夕刊フジコラム「ズバリ直球」12年2月9日号
予算委員会の真剣な審議が連日続いている。東日本大震災の復興策を盛った4次補正予算案と、野田政権の最重要課題である「社会保障と税の一体改革」が焦点だ。 こうしたなか、新年金制度の「財政試算」の公表問題がメディアで取り沙汰された。政府・民主党で慎重に検討した結果、前原誠司政調会長に一任となった。
問題の試算は、党内の一部議員が非公式に行ったものだ。当時、私は幹事長だったが報告も受けていない。非公式であるうえ、報道が過熱して「すぐ消費税が上がる」「税率17%」といった不正確な情報が広まった。 このため、政府・民主党では「当面、公表を見合わせよう」と判断したが、時間も経って少し落ち着いてきたことを踏まえ、政調会長一任としたものだ。近日中に公表されるだろう。
決して隠していたわけではない。年金問題は、国民生活に直結する関心事だ。どうか、メディアの方々は冷静かつ正確に事実を伝えてほしい。
原子力災害対策本部など震災関連会議の記録文書が未作成だったことは、信じられないことで、おわびしなければならない。
昨年4月施行の公文書管理法では、重要な会議の意思決定や経緯を記した文書の作成が義務づけられている。大震災や原発事故で多忙だったとはいえ、大災害にどう対処したかを記録することは、歴史的責任でもある。先週、第三者の有識者からなる公文書管理委員会に出席し、原因の調査・分析と再発防止策の検討を要請した。 このほか、私は現在、「社会保障と税の一体改革」に真正面から取り組んでいる。近く、他の閣僚や党幹部とともに全国を回り、一体改革の必要性を訴えていく。

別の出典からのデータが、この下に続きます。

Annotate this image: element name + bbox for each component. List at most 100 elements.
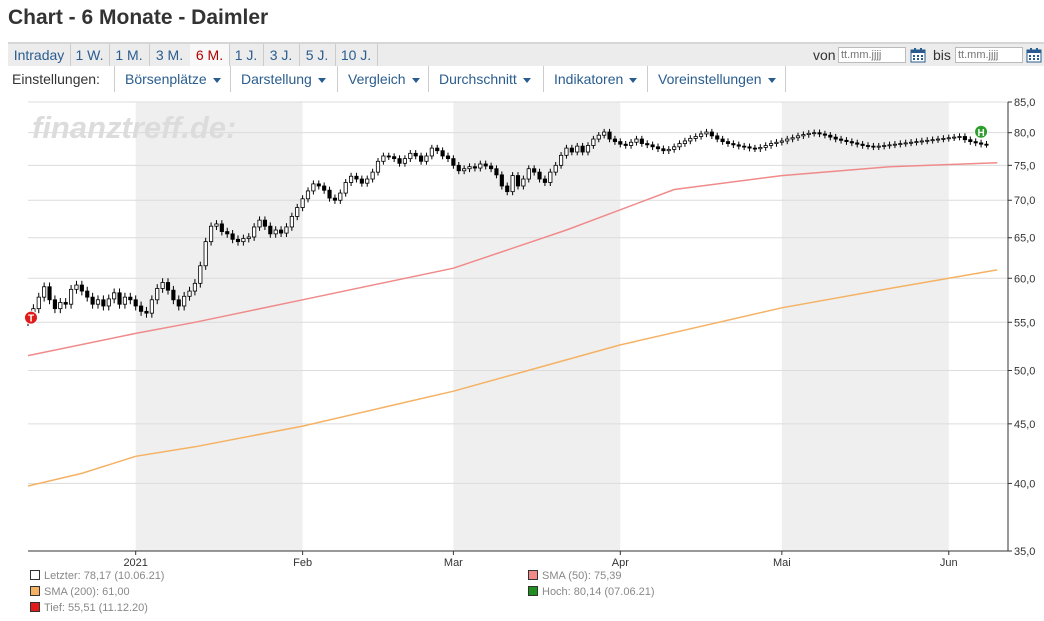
candle [865, 145, 871, 147]
menu-voreinstellungen[interactable]: Voreinstellungen [647, 66, 786, 92]
candle [144, 310, 149, 314]
candle [268, 225, 273, 235]
menu-boersenplaetze[interactable]: Börsenplätze [114, 66, 230, 92]
candle [871, 145, 876, 148]
candle [790, 137, 795, 140]
candle [515, 175, 521, 187]
x-tick-label: Mar [444, 557, 463, 569]
candle [149, 299, 154, 314]
candle [930, 139, 935, 142]
candle [849, 141, 854, 144]
candle [876, 145, 881, 148]
tab-6-months[interactable]: 6 M. [190, 44, 230, 66]
candle [580, 145, 585, 153]
tab-1-month[interactable]: 1 M. [109, 44, 150, 66]
range-toolbar: Intraday 1 W. 1 M. 3 M. 6 M. 1 J. 3 J. 5… [8, 42, 1044, 66]
candle [279, 229, 284, 234]
candle [973, 141, 978, 144]
candle [322, 185, 327, 191]
candle [252, 226, 257, 238]
candle [451, 158, 456, 166]
to-date-input[interactable] [955, 47, 1023, 63]
candle [192, 282, 197, 292]
candle [456, 164, 461, 172]
candle [957, 136, 962, 138]
from-date-input[interactable] [838, 47, 906, 63]
calendar-icon[interactable] [910, 47, 926, 63]
candle [736, 144, 741, 147]
candle [305, 190, 311, 200]
tab-5-years[interactable]: 5 J. [299, 44, 336, 66]
x-tick-label: Mai [773, 557, 791, 569]
price-chart: finanztreff.de: T H 85,0 80,0 75,0 70,0 65,0 6… [24, 97, 1035, 569]
candle [117, 292, 122, 305]
candle [758, 147, 763, 150]
legend-swatch [30, 586, 40, 596]
candle [898, 143, 903, 145]
candle [160, 282, 165, 289]
candle [553, 164, 558, 173]
candle [914, 141, 919, 144]
legend-swatch [528, 586, 538, 596]
candle [289, 216, 294, 228]
legend-item: Hoch: 80,14 (07.06.21) [528, 586, 655, 598]
candle [273, 229, 278, 235]
candle [979, 142, 984, 145]
candle [52, 299, 57, 310]
candle [699, 133, 704, 137]
tab-intraday[interactable]: Intraday [8, 44, 71, 66]
tab-3-years[interactable]: 3 J. [263, 44, 300, 66]
candle [295, 207, 300, 217]
candle [892, 143, 897, 146]
caret-down-icon [767, 77, 776, 83]
candle [629, 141, 634, 146]
legend-item: Tief: 55,51 (11.12.20) [30, 602, 148, 614]
candle [478, 163, 483, 169]
tab-1-week[interactable]: 1 W. [70, 44, 110, 66]
tab-1-year[interactable]: 1 J. [229, 44, 264, 66]
menu-vergleich[interactable]: Vergleich [337, 66, 428, 92]
candle [445, 155, 451, 160]
candle [246, 236, 251, 239]
candle [521, 178, 526, 187]
candle [435, 147, 440, 152]
candle [327, 189, 332, 199]
candle [182, 295, 187, 307]
candle [925, 139, 930, 142]
candle [688, 138, 693, 142]
candle [505, 185, 510, 193]
candle [343, 182, 348, 194]
candle [537, 171, 542, 180]
candle [677, 143, 682, 148]
candle [747, 146, 752, 149]
legend-swatch [30, 570, 40, 580]
y-tick-label: 35,0 [1014, 546, 1035, 558]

世論調査などを見ると、国民の方々も「社会保障制度を維持するためには消費税増税も仕方ない」と理解されている。ただ、「今は…」とか「政治改革や行政改革をやってから」という意見が多い。
一体改革と「行政・政治改革」は車の両輪であり、並行して実行する。特に、行政改革は私の担当であり、しっかりと責任を果たしていく。
野田佳彦首相を本部長、私が本部長代理を務める行政改革実行本部も立ち上げた。独立行政法人(独法)や特別会計(特会)の見直しは前進しており、今後、法案の形で国会に出していく。道路特会を含む社会資本整備特会を廃止するなど、かなりの独法や特会の整備をした。
具体的な削減額はこれからだが、被災地復興などの必要な仕事はしながら、独法に対する監督権限や内部監査の強化などで、無駄遣いができない仕組みをつくっていく。改革を前に進めていきたい。